Раб помнил, что он раб, и не возражал против того, что из рук владыки он получает лишь то очень малое, Что приходилось на его рабью долю. Другие рабы не получали и того.
Но рабу хотелось получать больше. Это большее раб и получал, но не из рук владыки: раб крал у владыки, крал много — изо дня в день.
Владыка это знал, но молчал и молчаливо допускал эти кражи: он ведь и сам всё время крал — и у этого раба, и у других рабов, и у не рабов — у всех, кто не юг больно ударить его по рукам, по воровским белым рукам с чисто вымытыми длинными пальцами с выпуклыми ногтями.
С теми, кто мог больно ударить по рукам, владыка был честен: владыка не крал, где было опасно красть.
Так и жили Пётр с Маштаком много лет — в молчаливом деловом, корыстном ладу, зная друг про друга всё и не говоря об этом друг другу ничего.
Но теперь дело шло уже не о корысти.
Маштак заговорил о смерти: он сказал, что на Москве его убьют.
Пётр знал, что Маштак не ошибается, что Маштака действительно убьют. Он и сам все эти дни думал о смерти — о своей смерти: он боялся, что челядь убьёт не только Маштака, но и его. После пожаров он стал думать об этом с ещё большим страхом.
Дело шло уже не о корысти, а о жизни.
Жизнью нельзя поделиться — ни поровну, ни не поровну. У каждого своя жизнь. Оба хотели спасти спою жизнь, каждый свою. Но заботиться о спасении чужой жизни не хотел ни тот, ни другой. Это отвлекло бы от спасения своей жизни. Пётр не хотел спасать Маштака; Маштак не хотел спасать Петра.
Их пути расходились.
Им стало трудно быть вместе.
Пётр, морщась от неотвязного запаха гари, грубо прогнал Маштака, так и не согласившись отпустить его из Москвы, даже не сказав ему ничего на эту его просьбу.
Когда Маштак, потеряв все, что накрал, выходил из боярских хором, страх смерти был в нём также силён, как и ранее.
Но к чувству страха примешивалось новое чувство, которое помогало бороться со страхом: чувство неожиданно добытой свободы.
Маштак, когда-то в прошлом вольный московлянин, а затем добровольно и безоговорочно обративший себя в раба, — Маштак ушёл из боярских хором совсем, навсегда. Развращённый раб бежал от развратившего его владыки.

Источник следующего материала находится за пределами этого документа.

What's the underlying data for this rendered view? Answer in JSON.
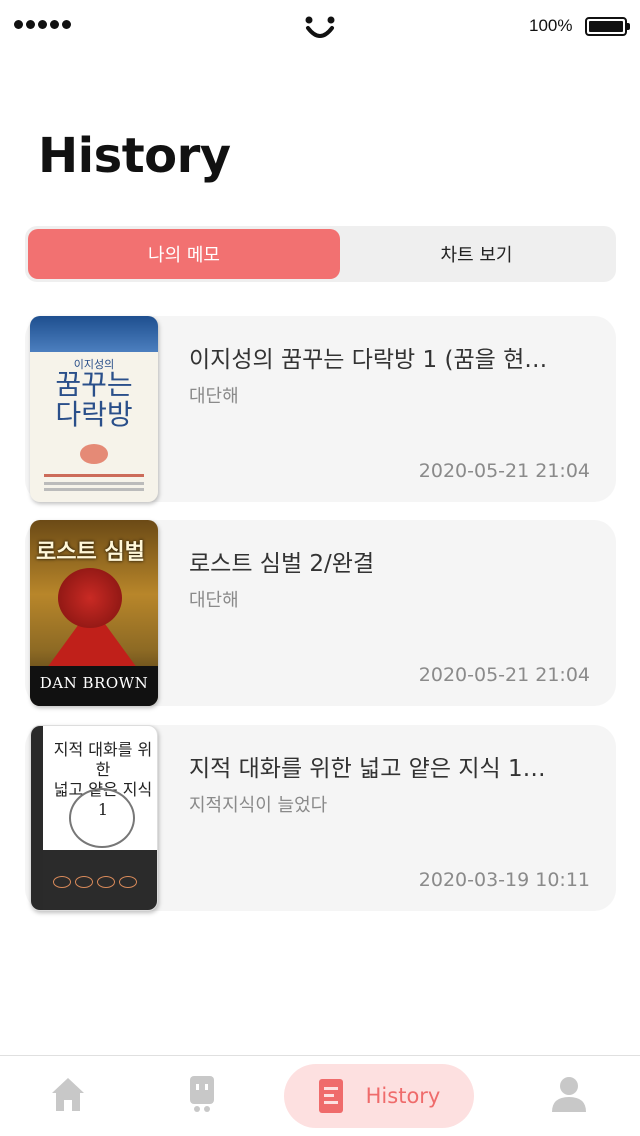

Через час его уже не было на Москве.
Никто не знал, куда он ушёл.
Не знала и его жена, холопка, роба, боярская, вещь, которую Маштак бросил тоже навсегда под чужой крышей.

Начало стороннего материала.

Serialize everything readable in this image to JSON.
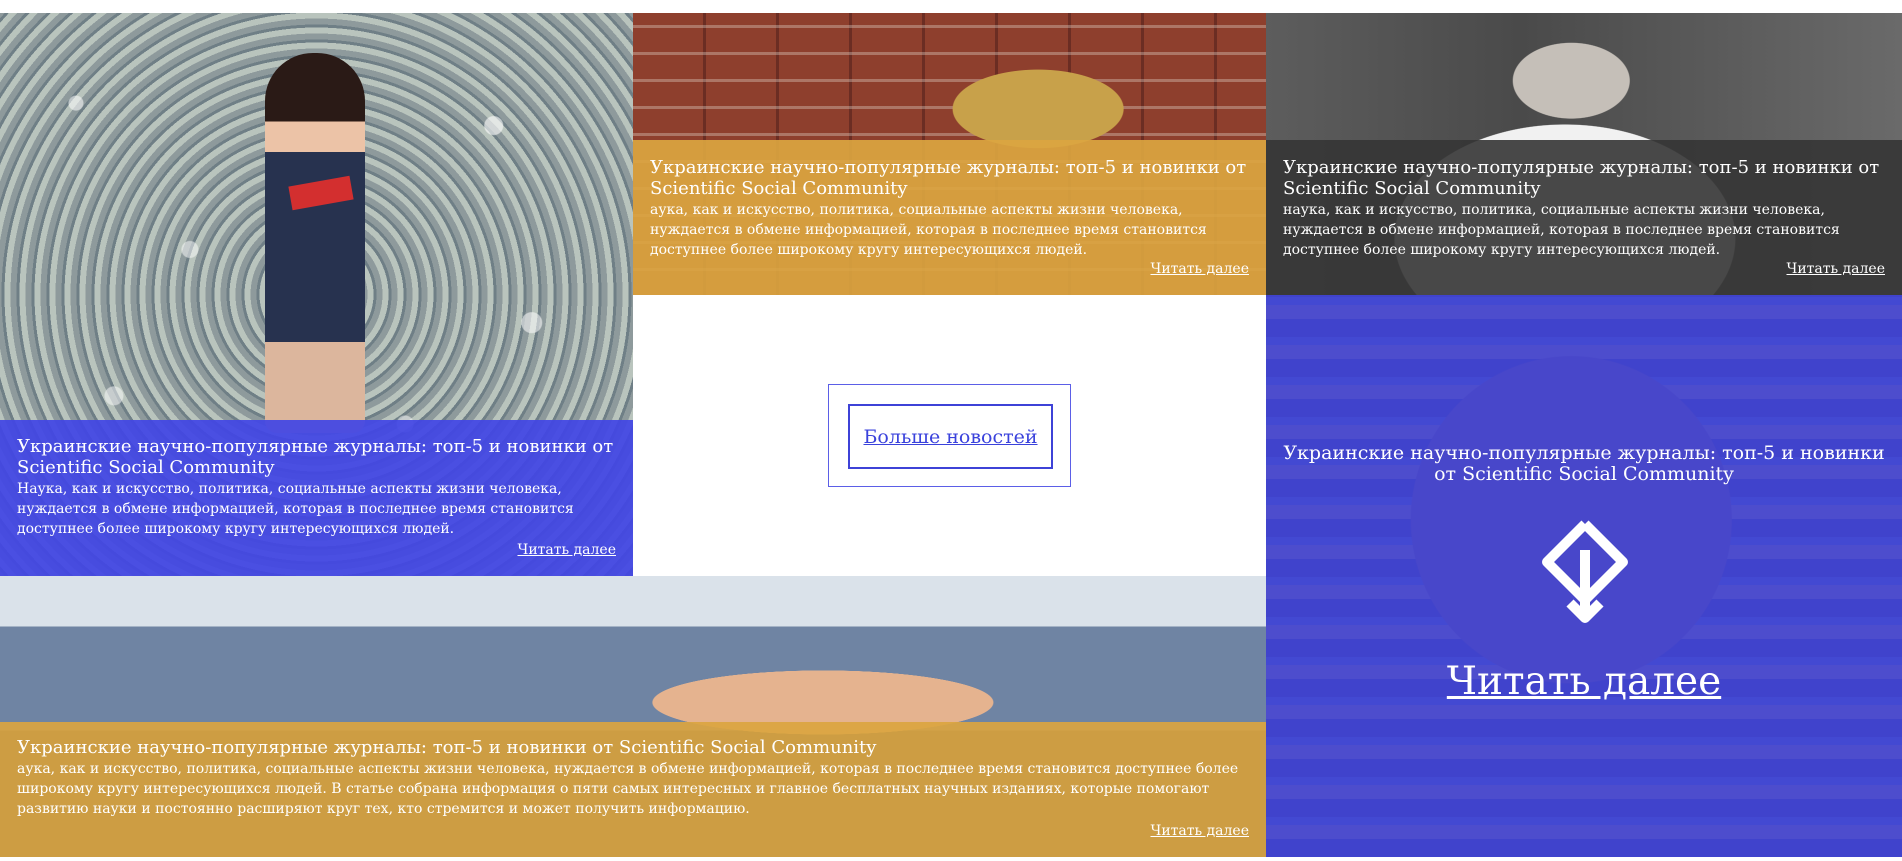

Чужая крыша хуже своей, но под чужой крышей, у чужих людей, гораздо более бедных, чем её муж, эта рабыня нашла то, чего под своей крышей муж никогда не давал ни ей, своей жене, ни своему грудному ребёнку, робичичу, которого Маштак оставил на руках у брошенной жены; чужие, бедные люди пожалели и брошенную под чужой крышей жену, и брошенного отцом ребёнка.
III
От жизни некуда уйти
А жизнь требует дел.
А на дела нет больше сил.
А уйти вовсе от жизни — от постылой, огаженной, заплёванной, незадавшейся жизни, убить себя, повеситься на ясене, как холоп Истома, не стерпевший рабской проголоди, — на это тоже не хватало сил.
Пётр всегда, с детства, боялся смерти до дрожи, до тошноты.
Оттого-то так устрашала его (и тянула к себе) запрокинутая голова мёртвого Шимона: два дня Шимоновыми чёрными ноздрями на Петра — в своём же дому!— глядела им же, Петром, окликнутая смерть.